Não foi preciso mais para quase todos os presentes naquela taberna se levantarem em fúria, brandindo as próprias varinhas antes de, um a um, irem sumindo pela porta de entrada, não mais se importando com a chuva. A multidão desceu o vale até uma construção de pedra, que servia como uma espécie de escola local para jovens bruxas e feiticeiros, construída há menos de cinco anos quando a necessidade surgiu.

Avistaram primeiro as chamas, que já tomavam conta de toda a construção. À volta, uma multidão de pessoas sem magia brandia tochas acesas e alguns dos homens até mesmo apontavam facas e espadas a um aterrorizado grupo de crianças, que se tentavam proteger umas às outras com os poucos feitiços que conheciam.

— Assassinos! Monstros! — Quem gritava era o senhor Gryffindor, que corria mais depressa que todos os outros, com os olhos a queimar em fúria perante a injustiça que presenciava. — Covardes, todos vocês, a atacar crianças!
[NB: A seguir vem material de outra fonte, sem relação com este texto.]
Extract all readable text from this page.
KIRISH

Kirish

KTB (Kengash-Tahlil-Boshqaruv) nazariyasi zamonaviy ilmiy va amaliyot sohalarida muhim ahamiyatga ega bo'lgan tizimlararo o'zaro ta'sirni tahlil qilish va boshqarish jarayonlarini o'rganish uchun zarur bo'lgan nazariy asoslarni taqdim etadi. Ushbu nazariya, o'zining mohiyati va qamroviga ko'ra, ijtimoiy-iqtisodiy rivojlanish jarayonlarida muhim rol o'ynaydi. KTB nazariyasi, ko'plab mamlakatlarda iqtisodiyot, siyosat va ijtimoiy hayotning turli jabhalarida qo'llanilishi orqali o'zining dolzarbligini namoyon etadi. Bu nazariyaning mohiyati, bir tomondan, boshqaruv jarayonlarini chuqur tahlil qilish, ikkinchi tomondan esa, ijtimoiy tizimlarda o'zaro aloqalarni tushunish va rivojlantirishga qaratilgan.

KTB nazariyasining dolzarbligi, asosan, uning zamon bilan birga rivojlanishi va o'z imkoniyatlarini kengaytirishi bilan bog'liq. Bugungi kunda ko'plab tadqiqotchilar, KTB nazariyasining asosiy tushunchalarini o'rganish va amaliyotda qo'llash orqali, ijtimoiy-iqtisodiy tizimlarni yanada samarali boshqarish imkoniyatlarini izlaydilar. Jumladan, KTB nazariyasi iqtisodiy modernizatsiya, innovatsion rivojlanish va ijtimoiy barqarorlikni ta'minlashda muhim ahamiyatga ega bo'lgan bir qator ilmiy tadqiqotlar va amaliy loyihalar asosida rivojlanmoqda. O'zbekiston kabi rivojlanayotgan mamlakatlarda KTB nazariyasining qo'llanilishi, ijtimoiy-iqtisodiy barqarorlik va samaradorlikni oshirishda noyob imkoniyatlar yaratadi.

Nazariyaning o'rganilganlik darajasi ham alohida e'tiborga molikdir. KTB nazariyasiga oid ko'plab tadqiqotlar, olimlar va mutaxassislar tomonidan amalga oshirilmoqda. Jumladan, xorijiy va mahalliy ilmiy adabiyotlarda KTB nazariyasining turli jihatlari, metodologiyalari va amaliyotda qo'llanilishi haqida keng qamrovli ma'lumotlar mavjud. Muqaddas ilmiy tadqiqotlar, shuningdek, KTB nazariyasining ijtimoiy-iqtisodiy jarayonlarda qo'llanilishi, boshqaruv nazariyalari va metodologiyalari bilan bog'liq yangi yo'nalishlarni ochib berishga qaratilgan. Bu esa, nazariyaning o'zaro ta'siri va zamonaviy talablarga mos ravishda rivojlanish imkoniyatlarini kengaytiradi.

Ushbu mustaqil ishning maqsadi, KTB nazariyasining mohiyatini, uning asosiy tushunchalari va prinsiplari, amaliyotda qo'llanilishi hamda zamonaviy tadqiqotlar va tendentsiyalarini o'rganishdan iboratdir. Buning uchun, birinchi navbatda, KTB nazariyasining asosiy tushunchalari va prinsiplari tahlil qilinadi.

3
Petrificus Totalus!

Todos os homens que rodeavam o grupo de crianças caíram como corpos congelados de uma única vez. A senhora que antes chorava pelo seu amor perdido agora corria em direção às crianças aterrorizadas, mais desperta que nunca.

— Há alguém ferido? — Perguntou com urgência e uma menina estendeu o braço onde se podia ver o osso à mostra em uma lesão extensa. 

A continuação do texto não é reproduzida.